Shenzhen to be built as city of ‘makers’

By Wang Mengru China.org.cn, April 19, 2015

The Shenzhen Forum was held in Shenzhen, south of China's Guangdong Province on April 18, 2015. [Photo by Wang Mengru/China.org.cn]

At the Shenzhen Forum, held in Shenzhen in south China's Guangdong Province on April 18, 2015, guests discussed the meaning of a ‘maker.’

Those taking part in the forum included Deputy mayor of Shenzhen Tang Jie, Robert J. O’Neill, Jr., executive director of ICMA, the International City/County Management Association, and Gao Yunfeng, chairman of Han’s Laser.

‘Makers’ are a decentralized global community of do-it-yourself hardware designers, tinkerers, hobbyists, inventors, entrepreneurs, and other individuals who simply aim to make things. They tend to have a strong commitment to the open sharing of knowledge; open source design and code; cross-discipline collaboration, transparency, and reusing and repairing objects rather than buying new; and creating new things by building onto existing technologies.

“A Maker needs curiosity,” said Robert J. O’Neill, Jr., “Adaptability and innovation within an organization is accomplished by integrating people with different perspectives, cultures and disciplines.”

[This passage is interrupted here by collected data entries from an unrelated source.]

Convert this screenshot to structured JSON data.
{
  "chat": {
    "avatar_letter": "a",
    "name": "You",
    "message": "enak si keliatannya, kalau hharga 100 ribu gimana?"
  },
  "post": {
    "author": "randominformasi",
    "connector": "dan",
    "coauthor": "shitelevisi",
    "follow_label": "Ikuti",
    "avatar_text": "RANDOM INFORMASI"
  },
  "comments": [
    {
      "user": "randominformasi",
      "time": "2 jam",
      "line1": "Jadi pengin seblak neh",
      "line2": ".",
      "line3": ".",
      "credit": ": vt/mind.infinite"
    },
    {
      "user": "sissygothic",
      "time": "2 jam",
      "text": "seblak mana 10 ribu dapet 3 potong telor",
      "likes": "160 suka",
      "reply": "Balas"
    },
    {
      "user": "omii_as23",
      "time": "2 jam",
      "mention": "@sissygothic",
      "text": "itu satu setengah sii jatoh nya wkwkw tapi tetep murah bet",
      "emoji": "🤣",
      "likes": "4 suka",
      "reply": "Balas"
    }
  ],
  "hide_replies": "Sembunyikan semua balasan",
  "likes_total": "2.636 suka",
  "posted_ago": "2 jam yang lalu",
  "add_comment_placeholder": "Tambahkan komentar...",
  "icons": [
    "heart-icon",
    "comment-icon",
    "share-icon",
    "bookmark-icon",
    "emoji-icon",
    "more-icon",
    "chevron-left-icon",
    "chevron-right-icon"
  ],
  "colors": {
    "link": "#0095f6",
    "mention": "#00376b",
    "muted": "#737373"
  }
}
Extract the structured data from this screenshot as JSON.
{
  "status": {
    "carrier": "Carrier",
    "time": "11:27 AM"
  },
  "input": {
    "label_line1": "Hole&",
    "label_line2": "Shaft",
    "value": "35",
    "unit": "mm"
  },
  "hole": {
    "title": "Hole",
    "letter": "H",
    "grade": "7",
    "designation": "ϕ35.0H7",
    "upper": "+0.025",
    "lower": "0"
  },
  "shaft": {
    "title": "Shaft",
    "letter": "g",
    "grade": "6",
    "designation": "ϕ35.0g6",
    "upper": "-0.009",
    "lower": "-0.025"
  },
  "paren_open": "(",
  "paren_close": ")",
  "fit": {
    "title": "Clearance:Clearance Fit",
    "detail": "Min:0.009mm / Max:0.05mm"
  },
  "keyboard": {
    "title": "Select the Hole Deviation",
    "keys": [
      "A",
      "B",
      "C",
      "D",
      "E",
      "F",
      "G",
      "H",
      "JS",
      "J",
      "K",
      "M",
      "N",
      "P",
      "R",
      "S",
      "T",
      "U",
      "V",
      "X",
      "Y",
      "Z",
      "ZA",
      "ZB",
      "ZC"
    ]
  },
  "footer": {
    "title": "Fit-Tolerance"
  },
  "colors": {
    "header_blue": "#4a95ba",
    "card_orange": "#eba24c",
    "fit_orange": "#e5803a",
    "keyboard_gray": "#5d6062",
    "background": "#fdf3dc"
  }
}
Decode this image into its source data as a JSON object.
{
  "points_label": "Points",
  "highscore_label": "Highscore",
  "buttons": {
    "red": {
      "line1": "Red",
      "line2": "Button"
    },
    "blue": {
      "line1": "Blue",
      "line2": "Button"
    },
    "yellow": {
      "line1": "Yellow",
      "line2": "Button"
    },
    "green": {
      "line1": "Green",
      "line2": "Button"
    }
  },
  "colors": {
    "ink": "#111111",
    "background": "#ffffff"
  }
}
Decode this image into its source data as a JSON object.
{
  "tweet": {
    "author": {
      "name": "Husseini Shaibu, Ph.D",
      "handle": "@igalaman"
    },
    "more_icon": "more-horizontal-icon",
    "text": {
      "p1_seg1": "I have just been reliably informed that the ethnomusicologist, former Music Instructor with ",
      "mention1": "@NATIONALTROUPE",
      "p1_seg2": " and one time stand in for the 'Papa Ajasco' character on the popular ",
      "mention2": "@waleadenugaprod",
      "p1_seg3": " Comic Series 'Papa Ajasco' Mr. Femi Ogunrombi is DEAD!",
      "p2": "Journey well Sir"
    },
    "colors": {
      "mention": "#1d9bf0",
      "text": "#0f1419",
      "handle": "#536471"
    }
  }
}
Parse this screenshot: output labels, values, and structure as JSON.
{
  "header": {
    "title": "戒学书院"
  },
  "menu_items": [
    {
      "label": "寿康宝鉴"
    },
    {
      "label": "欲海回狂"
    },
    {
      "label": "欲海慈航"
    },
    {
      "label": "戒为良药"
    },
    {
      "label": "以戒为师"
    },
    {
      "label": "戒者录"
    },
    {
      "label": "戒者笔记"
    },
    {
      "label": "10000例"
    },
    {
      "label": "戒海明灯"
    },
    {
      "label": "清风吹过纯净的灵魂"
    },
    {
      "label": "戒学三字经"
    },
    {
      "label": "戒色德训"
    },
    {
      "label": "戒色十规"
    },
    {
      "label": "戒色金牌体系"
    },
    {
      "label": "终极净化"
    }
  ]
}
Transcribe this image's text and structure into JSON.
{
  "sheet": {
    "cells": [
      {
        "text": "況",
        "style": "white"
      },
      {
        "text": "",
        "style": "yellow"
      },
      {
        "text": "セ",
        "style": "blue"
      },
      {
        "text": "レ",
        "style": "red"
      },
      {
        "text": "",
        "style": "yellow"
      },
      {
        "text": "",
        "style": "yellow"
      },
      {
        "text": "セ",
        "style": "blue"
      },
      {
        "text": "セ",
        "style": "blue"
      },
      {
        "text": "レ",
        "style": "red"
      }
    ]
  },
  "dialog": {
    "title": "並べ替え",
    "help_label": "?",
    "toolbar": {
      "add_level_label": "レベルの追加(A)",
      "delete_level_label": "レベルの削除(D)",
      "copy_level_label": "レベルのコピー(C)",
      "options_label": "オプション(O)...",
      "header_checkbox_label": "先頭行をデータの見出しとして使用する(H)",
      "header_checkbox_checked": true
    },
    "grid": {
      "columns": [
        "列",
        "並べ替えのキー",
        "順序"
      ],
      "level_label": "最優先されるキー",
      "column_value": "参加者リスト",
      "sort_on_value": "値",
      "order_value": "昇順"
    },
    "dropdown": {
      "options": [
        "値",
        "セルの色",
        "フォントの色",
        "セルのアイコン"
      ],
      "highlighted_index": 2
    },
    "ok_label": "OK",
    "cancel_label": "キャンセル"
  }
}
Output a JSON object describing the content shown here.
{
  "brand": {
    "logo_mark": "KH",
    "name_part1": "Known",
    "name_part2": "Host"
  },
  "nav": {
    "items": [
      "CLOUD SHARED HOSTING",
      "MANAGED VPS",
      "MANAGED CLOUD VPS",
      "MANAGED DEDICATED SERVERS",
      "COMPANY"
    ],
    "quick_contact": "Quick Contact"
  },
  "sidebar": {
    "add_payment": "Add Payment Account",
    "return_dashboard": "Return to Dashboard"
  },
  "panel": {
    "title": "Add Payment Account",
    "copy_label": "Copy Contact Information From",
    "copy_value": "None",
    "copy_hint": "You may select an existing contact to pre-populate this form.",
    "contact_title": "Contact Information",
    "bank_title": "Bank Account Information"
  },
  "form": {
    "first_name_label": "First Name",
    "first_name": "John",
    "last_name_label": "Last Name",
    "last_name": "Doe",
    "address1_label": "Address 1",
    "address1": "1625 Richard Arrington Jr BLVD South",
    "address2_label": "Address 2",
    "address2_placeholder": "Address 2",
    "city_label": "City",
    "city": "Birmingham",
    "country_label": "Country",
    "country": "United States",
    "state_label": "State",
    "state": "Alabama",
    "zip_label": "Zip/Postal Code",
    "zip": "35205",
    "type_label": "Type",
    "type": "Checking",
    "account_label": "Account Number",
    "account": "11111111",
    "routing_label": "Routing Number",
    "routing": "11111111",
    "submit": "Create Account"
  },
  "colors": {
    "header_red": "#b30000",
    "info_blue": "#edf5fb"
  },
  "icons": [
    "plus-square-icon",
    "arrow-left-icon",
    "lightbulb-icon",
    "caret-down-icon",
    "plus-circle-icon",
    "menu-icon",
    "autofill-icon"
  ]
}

Gao Yunfeng asked why ‘makers’ would be successful in Shenzhen. Shenzhen has good establishments, excellent talents and convenient connections with Hong Kong. It’s the best place for trials, which make an idea into a product.

At the Davos Economic Forum in 2014, Chinese Premier Li Keqiang said that the government was loosening its control on market regulation and strengthening supervision, in order to create an environment for fair competition in the market, which would encourage a new boom in grassroots entrepreneurship and mass innovation. The government is trying to help individuals fulfill their own goals, which will transform the demographic dividend into a talent dividend in China.

Chinese Premier Li Keqiang visited the Chaihuo Maker Space, a hardware development platform for makers, in Shenzhen, south China's Guangdong Province, on Jan. 4, 2015. Li called on Chaihuo to show the nation's growing commitment to supporting grassroots innovation and the budding maker movement that is producing it.

“Currently, Shenzhen is the most active city in venture capital and private equity investment in China, so the city can support, embrace and understand ‘makers,’” Tang Jie said at the forum.

‘Makers’ also should learn to share, and they need a restless, youthful spirit, to cultivate their abilities through practice, and keep creative and imaginative. Shenzhen is to be built as the city of makers.